Saturday, December 17, 2016

Guest Blog: Len Tyler

Aline here. I'm delighted to introduce you today to Len Tyler, Chair of the Crime Writers Association. From this seat of immense power and prestige, he oversees the famous Dagger Awards, from the Debut Dagger for unpublished writers through to the Diamond Dagger for sustained excellence and contribution to crime writing. Despite this, he remains kind and undulgent to mere members such as myself and happily agreed to be my guest blogger this week. He has won the 'Last Laugh' award twice for his comic crime novel series as well as being twice short-listed for the Edgar Allan Poe award.

Len writes:

One of the things that you are always trying to do with your work is to instill a sense of time and place. The time of year my books are set often depends on when I begin them - it’s somehow much easier writing about a fine autumn day when it is actually autumn and you’ve just come in from wading through dry leaves with the sun low in a reddening sky.

The book I’ve just turned in (Herring in the Smoke) was begun last spring and, sure enough, the opening chapter is a bright, cold day in late March (and the final chapter is is set in early autumn, roughly when it was first drafted). Christmas features quite a lot in my work however, almost regardless of the progress of the real-life year as I write. Very often it plays a symbolic part in the story. The fourth novel in my Ethelred and Elsie series is Herring on the Nile. It is set (the title is something of a give-away) in Egypt and the narrator, an author, does not have a terribly pleasant time – he is pursued by somebody who does not wish him well, kidnapped in error and almost blown up. Finally, he returns to England just before Christmas. The time of year provides a symbolic healing. He writes in the final chapter: ‘From a window I can see, a little way down Horsham Road, the lights of a Christmas tree shining on the pristine white blanket. In front of me is my computer and a pot of coffee. I’ve just started writing a new book. It’s surprising how little you need to be happy.’

Ethelred’s attitude to Christmas shows, you might say, a certain amount about his character. His agent, Elsie, by contrast, has less enthusiasm for the festivities, referring to ‘that terrifying, yawning gulf between the Queen’s Speech and the earliest that you can decently go to bed’. You can tell a lot about people by what they like and dislike.

Christmas also plays an important part in my John Grey historical series, which begins in the 1650s, when Christmas had been banned by Oliver Cromwell’s Puritan regime. The lack of Christmas symbolises some of the joylessness of the period. When my narrator criticises his mother for celebrating Christmas anyway, it again tacitly comments on the respective characters of John Grey and Mistress Grey. John, though he constantly denies it, is something of a Puritan at heart and very much a child of the new regime. His mother refuses to allow Cromwell, or her son, get in the way of enjoying herself as she always has. John’s acknowledgement, at the end of the book, that it would do no harm to put up a bit of holly this year, is one indicator of how he has changed during the year.
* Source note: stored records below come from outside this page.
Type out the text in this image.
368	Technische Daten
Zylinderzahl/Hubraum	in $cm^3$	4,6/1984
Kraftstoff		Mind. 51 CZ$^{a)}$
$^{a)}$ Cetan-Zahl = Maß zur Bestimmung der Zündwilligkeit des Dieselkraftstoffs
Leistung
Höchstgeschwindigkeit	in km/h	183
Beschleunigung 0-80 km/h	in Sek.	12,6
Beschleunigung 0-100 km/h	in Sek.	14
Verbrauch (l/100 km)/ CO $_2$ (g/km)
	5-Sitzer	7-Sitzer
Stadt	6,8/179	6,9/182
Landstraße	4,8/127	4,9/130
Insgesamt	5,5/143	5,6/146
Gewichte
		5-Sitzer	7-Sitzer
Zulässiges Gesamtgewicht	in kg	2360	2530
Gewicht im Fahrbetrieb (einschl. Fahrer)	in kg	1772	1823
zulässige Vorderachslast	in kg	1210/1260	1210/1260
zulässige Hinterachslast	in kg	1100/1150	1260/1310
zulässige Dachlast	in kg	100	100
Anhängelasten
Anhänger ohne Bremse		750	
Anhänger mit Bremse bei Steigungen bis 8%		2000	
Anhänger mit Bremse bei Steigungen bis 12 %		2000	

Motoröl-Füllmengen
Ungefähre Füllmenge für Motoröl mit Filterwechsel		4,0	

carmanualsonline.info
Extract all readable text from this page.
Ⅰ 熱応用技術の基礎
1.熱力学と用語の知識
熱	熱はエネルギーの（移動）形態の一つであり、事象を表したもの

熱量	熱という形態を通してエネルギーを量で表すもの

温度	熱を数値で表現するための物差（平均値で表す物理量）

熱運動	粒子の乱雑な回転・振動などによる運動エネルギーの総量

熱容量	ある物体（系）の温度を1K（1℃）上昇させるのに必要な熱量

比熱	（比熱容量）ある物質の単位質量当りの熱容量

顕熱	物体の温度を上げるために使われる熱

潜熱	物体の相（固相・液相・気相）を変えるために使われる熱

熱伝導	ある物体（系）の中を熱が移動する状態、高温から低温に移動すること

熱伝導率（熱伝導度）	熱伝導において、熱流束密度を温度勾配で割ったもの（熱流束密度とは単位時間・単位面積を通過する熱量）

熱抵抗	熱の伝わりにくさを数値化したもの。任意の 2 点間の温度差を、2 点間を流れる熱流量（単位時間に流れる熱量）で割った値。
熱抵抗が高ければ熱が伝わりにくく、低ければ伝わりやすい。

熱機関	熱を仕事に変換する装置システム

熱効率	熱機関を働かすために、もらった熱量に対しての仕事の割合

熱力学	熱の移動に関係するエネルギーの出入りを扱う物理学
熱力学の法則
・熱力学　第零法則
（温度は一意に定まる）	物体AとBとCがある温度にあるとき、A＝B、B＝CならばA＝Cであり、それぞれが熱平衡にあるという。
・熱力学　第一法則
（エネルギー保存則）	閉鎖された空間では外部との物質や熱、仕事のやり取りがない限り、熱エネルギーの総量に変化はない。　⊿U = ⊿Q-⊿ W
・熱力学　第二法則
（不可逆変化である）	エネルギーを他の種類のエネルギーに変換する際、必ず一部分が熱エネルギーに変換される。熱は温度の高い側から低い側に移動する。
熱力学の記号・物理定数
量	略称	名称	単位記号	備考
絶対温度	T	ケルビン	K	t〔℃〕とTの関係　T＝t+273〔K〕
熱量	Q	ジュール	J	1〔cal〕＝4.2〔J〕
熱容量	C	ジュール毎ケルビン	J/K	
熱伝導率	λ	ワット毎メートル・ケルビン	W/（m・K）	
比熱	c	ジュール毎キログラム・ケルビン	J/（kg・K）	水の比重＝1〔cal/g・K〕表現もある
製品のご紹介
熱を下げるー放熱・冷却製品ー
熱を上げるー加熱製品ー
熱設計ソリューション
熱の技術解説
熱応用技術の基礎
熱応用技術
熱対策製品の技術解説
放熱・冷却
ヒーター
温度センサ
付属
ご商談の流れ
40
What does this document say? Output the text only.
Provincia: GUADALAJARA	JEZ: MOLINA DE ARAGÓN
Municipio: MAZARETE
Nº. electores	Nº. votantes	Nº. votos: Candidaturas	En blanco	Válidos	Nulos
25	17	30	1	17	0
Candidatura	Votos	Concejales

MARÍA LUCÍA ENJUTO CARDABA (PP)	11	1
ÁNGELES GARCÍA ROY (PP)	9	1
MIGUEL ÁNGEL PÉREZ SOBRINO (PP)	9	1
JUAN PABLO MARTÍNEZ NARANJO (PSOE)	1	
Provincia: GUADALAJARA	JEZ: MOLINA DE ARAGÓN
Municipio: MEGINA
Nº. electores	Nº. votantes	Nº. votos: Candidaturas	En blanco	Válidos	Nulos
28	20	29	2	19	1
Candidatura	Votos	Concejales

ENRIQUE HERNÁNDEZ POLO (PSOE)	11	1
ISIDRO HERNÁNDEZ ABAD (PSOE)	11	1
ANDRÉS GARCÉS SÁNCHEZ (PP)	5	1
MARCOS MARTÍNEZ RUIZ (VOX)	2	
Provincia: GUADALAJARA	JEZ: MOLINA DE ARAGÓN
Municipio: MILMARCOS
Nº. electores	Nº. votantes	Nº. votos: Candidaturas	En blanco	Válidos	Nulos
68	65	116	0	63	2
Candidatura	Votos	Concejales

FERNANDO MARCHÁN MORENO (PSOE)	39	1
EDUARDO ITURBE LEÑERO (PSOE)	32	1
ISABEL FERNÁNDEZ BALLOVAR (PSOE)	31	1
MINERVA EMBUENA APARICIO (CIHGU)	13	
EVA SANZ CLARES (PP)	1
Christmas 1657 saw a general round-up and arrest in London of anyone attending a church service on Christmas Day. That provided me with a sub-plot in the second book in the series, A Masterpiece of Corruption. John Grey, hearing of the plan, tries to warn his friends of the danger of attending church, only to be arrested himself. It proves not to be the most enjoyable Christmas he has had. One of the friends he was trying to warn does however very kindly visit him in prison to tell him what he’s missed. So, I always get Christmas in when I can. Why not? It was and is a great time of the year.

Occasionally the plot forces you to write about some other month. I am for example currently working on a book set at the time of the Great Fire of London. That was in September 1666, no getting away from it. The setting is the end of a long hot summer. Still, I can probably cover the aftermath of the fire – I can see the desolate ruins of London, the walls of the houses collapsed into heaps of now cold rubble and just the church spires left standing as strange vertical markers in a low, grey landscape. Then the white snow begins to fall, covering the grey ash, and somewhere, in the distance, from one of the churches that survived the conflagration, the bells begin to ring.

There’s symbolism there all right. Yes, I rather think that might work…

1 comment:

Frankie Y. Bailey said...

Welcome to Type M, Len. Thank you for joining us. As soon as I can get out of my snow-covered Albany, NY driveway, I'll make my way to bookstore or library and look for your John Grey series. The plots sound intriguing and a perfect read for this season of the year.